Video-Muni Week in Review: October 18, 2013

By the end of the week, the market recouped much of its losses from earlier sessions, with the 10-year Municipal Market Data scale rising two basis points for the week through Thursday to 2.62% and the 30-year yield increasing four basis points to 4.22%.

Yields on the 10-year Municipal Market Advisors scale rose one basis point for the week to 2.76% and the 30-year yield increased two basis points to 4.35%.

“You might characterize this week as having been somewhat paralyzed by the negotiations in Washington,” said Jim Colby, portfolio manager and senior municipal strategist at Van Eck Global. “Given the backdrop of legislative inaction and the talk of the U.S. potentially defaulting on its obligations, traders didn’t know what to do. The performance of the market was pretty good given everything that happened.”

The Puerto Rico call with investors Tuesday, in which commonwealth officials called bankruptcy for its agencies “completely out of the question,” also helped to calm fears. “The Puerto Rico call suggesting they may not do any more public financings through year-end gave the market an opportunity to catch its breath and move away from the notion of 'sell at any cost’,” Colby said.

On Thursday, analysts at Interactive Data said yields were lower on Puerto Rico bonds by 20 basis points. “The commonwealth’s GO bond yields reached multi-week lows after officials indicated that they may not sell additional GO debt until the middle of next year,” the analysts wrote.

Limited supply this week also provided support. “Supply was suitably modest,” Colby said. “The calendar is building slightly week over week through the next 30 days but now that we have some relief from the concern about the near-term calamity in Puerto Rico and concerns about what the government will do about the deficit, we have a chance to go about our business in a more normalized fashion.”

On Tuesday, JPMorgan priced $955.9 million of Dormitory Authority of the State of New York sales tax revenue bonds, rated AAA by Standard & Poor’s and AA by Fitch Ratings. By mid-morning, retail investors had placed $400 million of orders, allowing the issuer to accelerate institutional pricing. Yields were lowered between one and three basis points on bonds maturing between 2016 and 2021 from retail pricing but raised one to five basis points on bonds maturing from 2033 and 2038.

Citi priced for retail and institutions $360.1 million of triple-A Battery Park City Authority senior revenue bonds and was able to lower yields as much as seven basis points on bonds maturing between 2015 and 2024.
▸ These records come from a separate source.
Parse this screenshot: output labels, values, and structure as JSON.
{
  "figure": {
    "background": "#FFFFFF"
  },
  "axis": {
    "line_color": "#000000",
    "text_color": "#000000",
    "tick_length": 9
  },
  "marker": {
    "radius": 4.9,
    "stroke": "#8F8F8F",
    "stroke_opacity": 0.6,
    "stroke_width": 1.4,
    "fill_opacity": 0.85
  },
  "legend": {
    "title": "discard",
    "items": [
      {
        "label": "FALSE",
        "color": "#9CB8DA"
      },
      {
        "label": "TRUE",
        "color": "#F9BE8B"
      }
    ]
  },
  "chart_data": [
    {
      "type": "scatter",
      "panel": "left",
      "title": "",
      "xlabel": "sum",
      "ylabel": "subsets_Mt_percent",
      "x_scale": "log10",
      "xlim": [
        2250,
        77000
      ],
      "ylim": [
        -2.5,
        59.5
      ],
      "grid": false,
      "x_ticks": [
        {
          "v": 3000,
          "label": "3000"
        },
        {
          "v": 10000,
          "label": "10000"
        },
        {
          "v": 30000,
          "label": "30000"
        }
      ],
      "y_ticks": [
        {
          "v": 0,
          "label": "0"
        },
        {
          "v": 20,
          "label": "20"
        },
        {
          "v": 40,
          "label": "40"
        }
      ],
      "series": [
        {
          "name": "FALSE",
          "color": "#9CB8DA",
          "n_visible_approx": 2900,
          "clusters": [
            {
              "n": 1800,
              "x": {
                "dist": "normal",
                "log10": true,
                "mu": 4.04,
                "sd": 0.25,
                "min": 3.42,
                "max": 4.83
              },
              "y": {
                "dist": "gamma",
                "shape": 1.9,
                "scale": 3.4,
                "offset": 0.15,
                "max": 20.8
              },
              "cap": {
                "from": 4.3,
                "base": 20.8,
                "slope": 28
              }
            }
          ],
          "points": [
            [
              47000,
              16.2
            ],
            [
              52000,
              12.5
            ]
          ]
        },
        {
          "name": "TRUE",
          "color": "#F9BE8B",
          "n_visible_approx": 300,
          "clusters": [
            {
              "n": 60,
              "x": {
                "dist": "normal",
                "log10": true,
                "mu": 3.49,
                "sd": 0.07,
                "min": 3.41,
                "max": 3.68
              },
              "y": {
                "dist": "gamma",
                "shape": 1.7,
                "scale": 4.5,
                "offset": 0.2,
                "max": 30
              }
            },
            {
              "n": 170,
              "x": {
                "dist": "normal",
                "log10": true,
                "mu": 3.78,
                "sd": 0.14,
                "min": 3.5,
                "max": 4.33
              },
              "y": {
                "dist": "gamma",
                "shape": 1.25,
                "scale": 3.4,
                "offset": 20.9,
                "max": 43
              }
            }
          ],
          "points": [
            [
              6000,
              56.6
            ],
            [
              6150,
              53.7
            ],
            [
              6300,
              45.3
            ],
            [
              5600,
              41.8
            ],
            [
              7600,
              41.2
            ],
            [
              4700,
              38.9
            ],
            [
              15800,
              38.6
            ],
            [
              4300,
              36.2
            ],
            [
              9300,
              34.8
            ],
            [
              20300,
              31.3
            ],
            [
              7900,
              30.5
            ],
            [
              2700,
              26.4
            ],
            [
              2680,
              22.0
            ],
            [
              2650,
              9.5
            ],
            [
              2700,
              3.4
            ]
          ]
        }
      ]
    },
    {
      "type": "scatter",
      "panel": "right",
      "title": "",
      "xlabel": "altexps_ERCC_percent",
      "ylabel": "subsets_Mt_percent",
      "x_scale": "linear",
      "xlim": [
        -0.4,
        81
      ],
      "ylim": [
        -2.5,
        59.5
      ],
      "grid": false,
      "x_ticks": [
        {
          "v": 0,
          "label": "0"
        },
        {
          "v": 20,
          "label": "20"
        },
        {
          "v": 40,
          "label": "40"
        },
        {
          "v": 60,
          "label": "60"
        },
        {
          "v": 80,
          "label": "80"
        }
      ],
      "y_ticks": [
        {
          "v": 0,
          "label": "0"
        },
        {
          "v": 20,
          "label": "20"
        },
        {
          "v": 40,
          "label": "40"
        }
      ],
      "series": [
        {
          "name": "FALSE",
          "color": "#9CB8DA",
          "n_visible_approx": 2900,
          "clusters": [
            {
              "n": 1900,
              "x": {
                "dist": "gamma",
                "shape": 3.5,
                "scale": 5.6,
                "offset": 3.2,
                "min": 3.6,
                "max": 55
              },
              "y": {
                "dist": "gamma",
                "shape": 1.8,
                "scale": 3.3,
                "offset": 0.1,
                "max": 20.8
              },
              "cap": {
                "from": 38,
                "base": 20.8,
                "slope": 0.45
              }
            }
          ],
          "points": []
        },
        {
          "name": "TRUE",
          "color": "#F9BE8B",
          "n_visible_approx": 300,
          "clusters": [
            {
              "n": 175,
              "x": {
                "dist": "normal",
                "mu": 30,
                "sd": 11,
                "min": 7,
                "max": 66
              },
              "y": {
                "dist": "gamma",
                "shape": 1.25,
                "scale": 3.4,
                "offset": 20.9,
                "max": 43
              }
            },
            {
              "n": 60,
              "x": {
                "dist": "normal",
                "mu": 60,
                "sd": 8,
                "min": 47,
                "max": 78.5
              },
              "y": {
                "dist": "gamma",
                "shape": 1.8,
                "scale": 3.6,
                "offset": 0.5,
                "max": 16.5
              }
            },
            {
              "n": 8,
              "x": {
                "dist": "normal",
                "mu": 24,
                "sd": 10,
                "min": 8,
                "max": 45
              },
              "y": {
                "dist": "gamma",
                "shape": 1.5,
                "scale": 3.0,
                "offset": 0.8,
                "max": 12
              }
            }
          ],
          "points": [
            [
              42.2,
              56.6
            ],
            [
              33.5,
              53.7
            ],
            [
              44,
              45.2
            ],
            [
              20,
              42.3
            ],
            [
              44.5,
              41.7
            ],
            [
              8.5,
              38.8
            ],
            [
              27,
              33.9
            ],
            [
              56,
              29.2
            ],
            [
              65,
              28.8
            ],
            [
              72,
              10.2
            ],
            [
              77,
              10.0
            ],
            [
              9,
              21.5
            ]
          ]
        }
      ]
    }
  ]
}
For the week, the 20-Bond GO Index of 20-year general obligation yields increased 11 basis points this week, to 4.68%. The index is at its highest level since Sept. 12, 2013, when it was 4.93%.

The 11-Bond GO Index of higher-grade 20-year GO yields gained nine basis points this week, to 4.37%, which is its highest level since Sept. 19, 2013, when it was 4.39%.

The Bond Buyer’s Revenue Bond Index, which measures 30-year revenue bond yields, rose two basis points this week, to 5.25%. This is the highest the index has been since Sept. 12, 2013, when it was 5.31%.